[Précision utile : je parlerai de la version longue, infiniment plus claire et aboutie que la version cinéma]
Kingdom of Heaven laisse une impression curieuse. On a beau se situer plusieurs siècles en arrière, j'ai souvent eu l'impression d'assister à une parabole de la situation actuelle au Moyen-Orient. Chose que Ridley Scott entretient pendant toute la durée du film.
A contrario du montage sorti en salles (2h25), celui-ci s'allonge de 40 minutes ce qui est bien suffisant pour lui donner toute autre allure. Les personnages gagnent en profondeur, le contexte devient beaucoup plus clair. Les Historiens sont encore divisés sur la vision et la véracité de l'œuvre aux faits, si tant est qu'elle soit possible dans un sens absolu. Laissons-les en débattre entre eux, puisque le film ne prétend jamais à la fidélité. Comme Gladiator 5 ans auparavant, Scott se saisit du passé pour en extraire l'atmosphère et façonner une intrigue qui parle au présent.
La grosse différence avec le péplum colossal ayant mis en vedette Russell Crowe, c'est que Kingdom of Heaven est plus contemplatif. Bien sûr, vous retrouverez des scènes de batailles d'une envergure qu'on retrouve rarement au cinéma. Mais le cadre se fait plus politique, le propos bien plus désenchanté. Attendu que la guerre est une défaite de l'humanité, ne comptez pas sur le film pour vous faire soutenir un camp plutôt qu'un autre. Impossible puisque le conflit est la résultante d'un manque de tolérance et du pêché de l'orgueil et de l'avidité. Une situation qui n'est pas sans évoquer les conflits déclenchés dans la péninsule arabique. Le script de William Monahan insiste avant tout sur la tragédie d'une terre-promise saccagée par ceux qui la vénèrent. Le style pictural de Scott emballe le tout avec une beauté qui en fait l'héritier légitime des Duellistes et Gladiator.
Le long-métrage, pour réussi qu'il soit, n'accède pas au statut de classique en raison de deux problèmes. Le propos est humaniste, indéniablement. Mais il est regrettable que Kingdom of Heaven ne donne pas plus de visibilité aux personnages musulmans, bien que le film atteigne les 3 heures. Attention, je ne trouve pas qu'ils soient montrés négativement (c'est même l'inverse d'ailleurs). Mais il est dommage qu'une grosse production ne saisisse pas l'occasion d'offrir une réelle égalité de traitement. Deuxième faille : Orlando Bloom. Pas de reproche sur la prestation de l'acteur, il est tout à fait convenable.

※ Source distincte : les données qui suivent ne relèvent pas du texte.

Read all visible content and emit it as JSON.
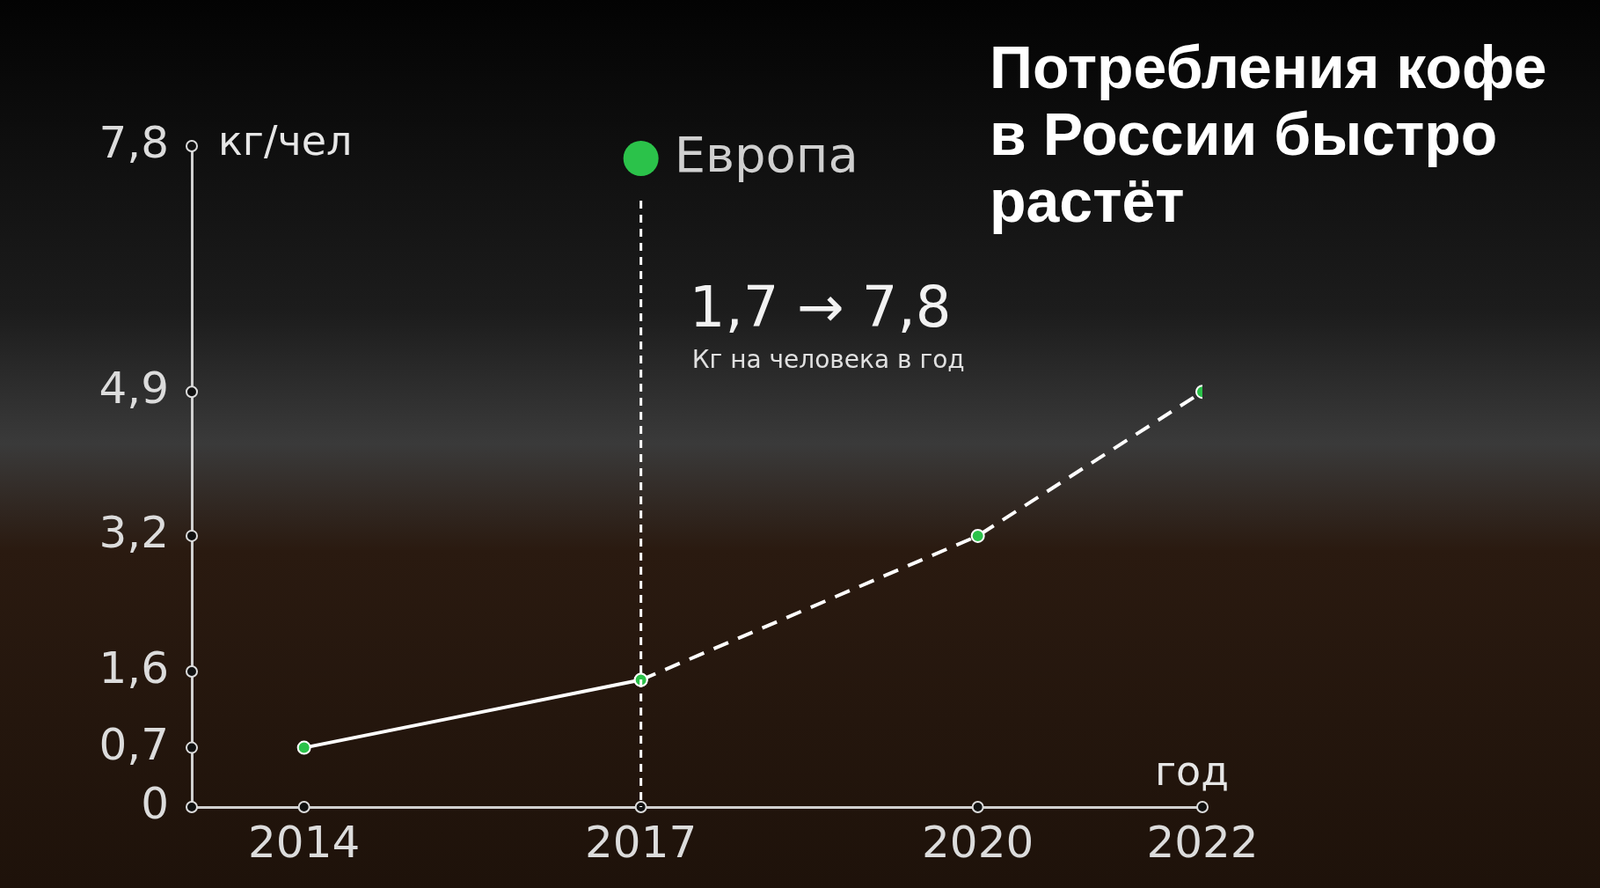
{
  "chart_data": {
    "type": "line",
    "title": "Потребления кофе в России быстро растёт",
    "x_label": "год",
    "y_label": "кг/чел",
    "x": [
      2014,
      2017,
      2020,
      2022
    ],
    "series": [
      {
        "values": [
          0.7,
          1.5,
          null,
          null
        ],
        "color": "#ffffff",
        "line_style": "solid",
        "marker": "circle"
      },
      {
        "values": [
          null,
          1.5,
          3.2,
          4.9
        ],
        "color": "#ffffff",
        "line_style": "dashed",
        "marker": "circle"
      }
    ],
    "xlim": [
      2013,
      2022
    ],
    "xticks": [
      2014,
      2017,
      2020,
      2022
    ],
    "ylim": [
      0,
      7.8
    ],
    "yticks": [
      0,
      {
        "value": 0.7,
        "label": "0,7"
      },
      {
        "value": 1.6,
        "label": "1,6"
      },
      {
        "value": 3.2,
        "label": "3,2"
      },
      {
        "value": 4.9,
        "label": "4,9"
      },
      {
        "value": 7.8,
        "label": "7,8"
      }
    ],
    "grid": false,
    "annotations": [
      {
        "text": "Европа",
        "x": 2017,
        "color": "#2bc24a"
      },
      {
        "text": "1,7 → 7,8"
      },
      {
        "text": "Кг на человека в год"
      }
    ]
  }
}
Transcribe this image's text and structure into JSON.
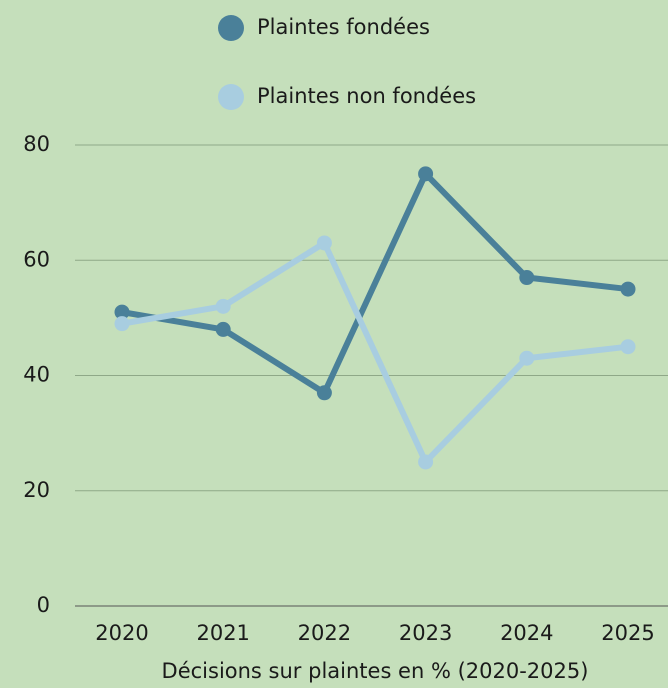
{
  "chart_data": {
    "type": "line",
    "x_label": "Décisions sur plaintes en % (2020-2025)",
    "categories": [
      "2020",
      "2021",
      "2022",
      "2023",
      "2024",
      "2025"
    ],
    "series": [
      {
        "name": "Plaintes fondées",
        "color": "#4a8099",
        "values": [
          51,
          48,
          37,
          75,
          57,
          55
        ]
      },
      {
        "name": "Plaintes non fondées",
        "color": "#a8cde0",
        "values": [
          49,
          52,
          63,
          25,
          43,
          45
        ]
      }
    ],
    "ylim": [
      0,
      80
    ],
    "yticks": [
      0,
      20,
      40,
      60,
      80
    ],
    "grid": true,
    "legend": "top"
  }
}
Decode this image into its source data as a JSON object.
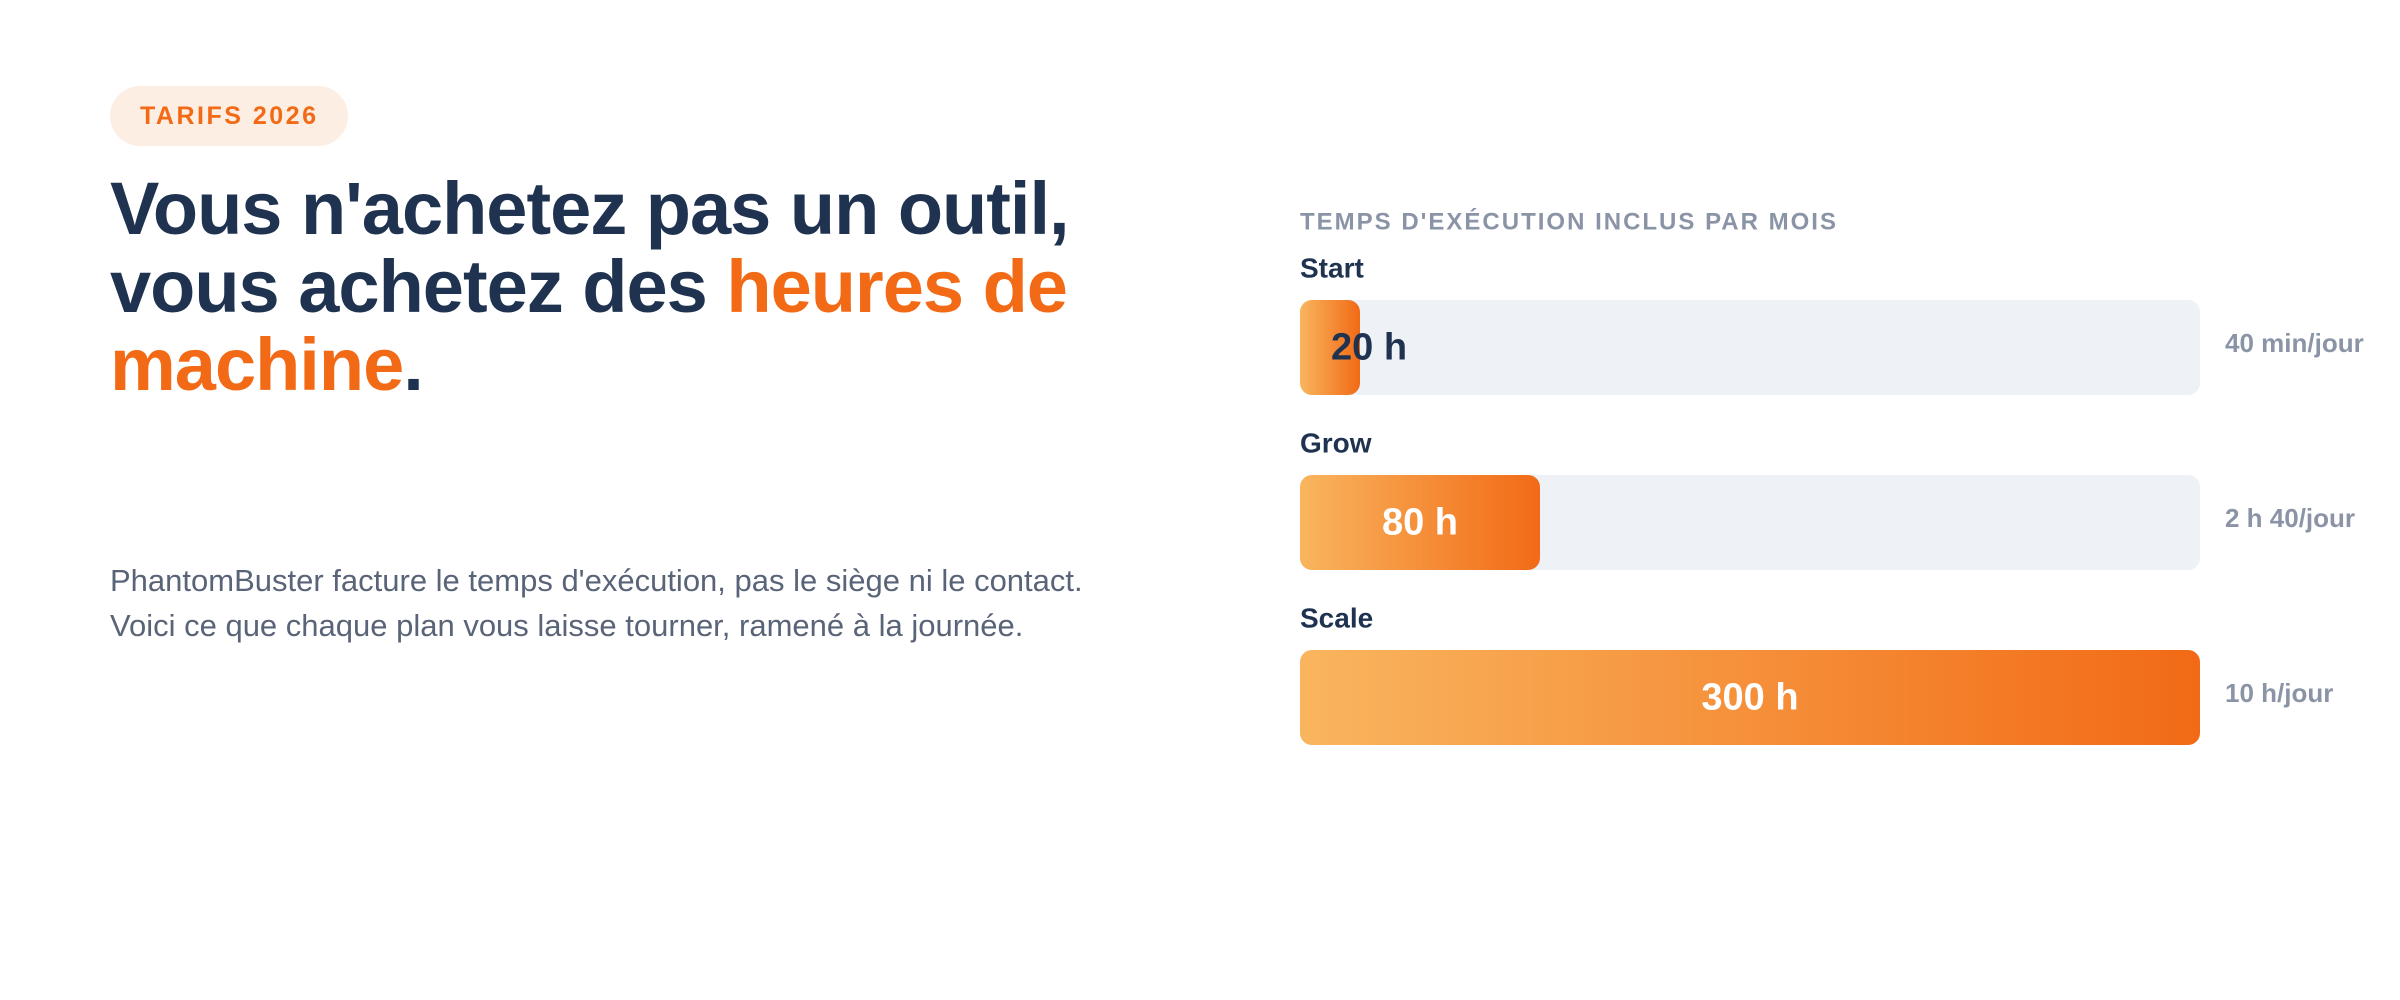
{
  "badge": "TARIFS 2026",
  "headline": {
    "parts": [
      "Vous n'achetez pas un outil, vous achetez des ",
      "heures de machine",
      "."
    ]
  },
  "body": "PhantomBuster facture le temps d'exécution, pas le siège ni le contact. Voici ce que chaque plan vous laisse tourner, ramené à la journée.",
  "chart_data": {
    "type": "bar",
    "orientation": "horizontal",
    "title": "TEMPS D'EXÉCUTION INCLUS PAR MOIS",
    "categories": [
      "Start",
      "Grow",
      "Scale"
    ],
    "values": [
      20,
      80,
      300
    ],
    "value_labels": [
      "20 h",
      "80 h",
      "300 h"
    ],
    "annotations": [
      "40 min/jour",
      "2 h 40/jour",
      "10 h/jour"
    ],
    "xlim": [
      0,
      300
    ],
    "colors": [
      "#f9b55e",
      "#f26a16"
    ]
  }
}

Il manque cependant du charisme nécessaire pour ce type de rôle, qui n'est crédible qu'à l'aune de son magnétisme. Son absence ici se ressent cruellement.
Il est compensé par l'élégance d'un Jeremy Irons qui tranche comme une lame, et une Eva Green dont la prestation évoque les plus belles âmes damnées.
Rétrospectivement, la déconvenue financière que représenta Kingdom of Heaven n'a rien de surprenant. Je doute que le sortir dans sa version longue y aurait changé grand-chose. Long, complexe, simultanément critique et naïf, il désarçonne. D'autant plus dans la carrière de son réalisateur, qui ne s'est pas souvent montré idéaliste. Mais KoF demeure une vraie curiosité surtout au regard d'un époque contemporaine qui semble n'avoir rien fait d'autre que reproduire les mêmes erreurs.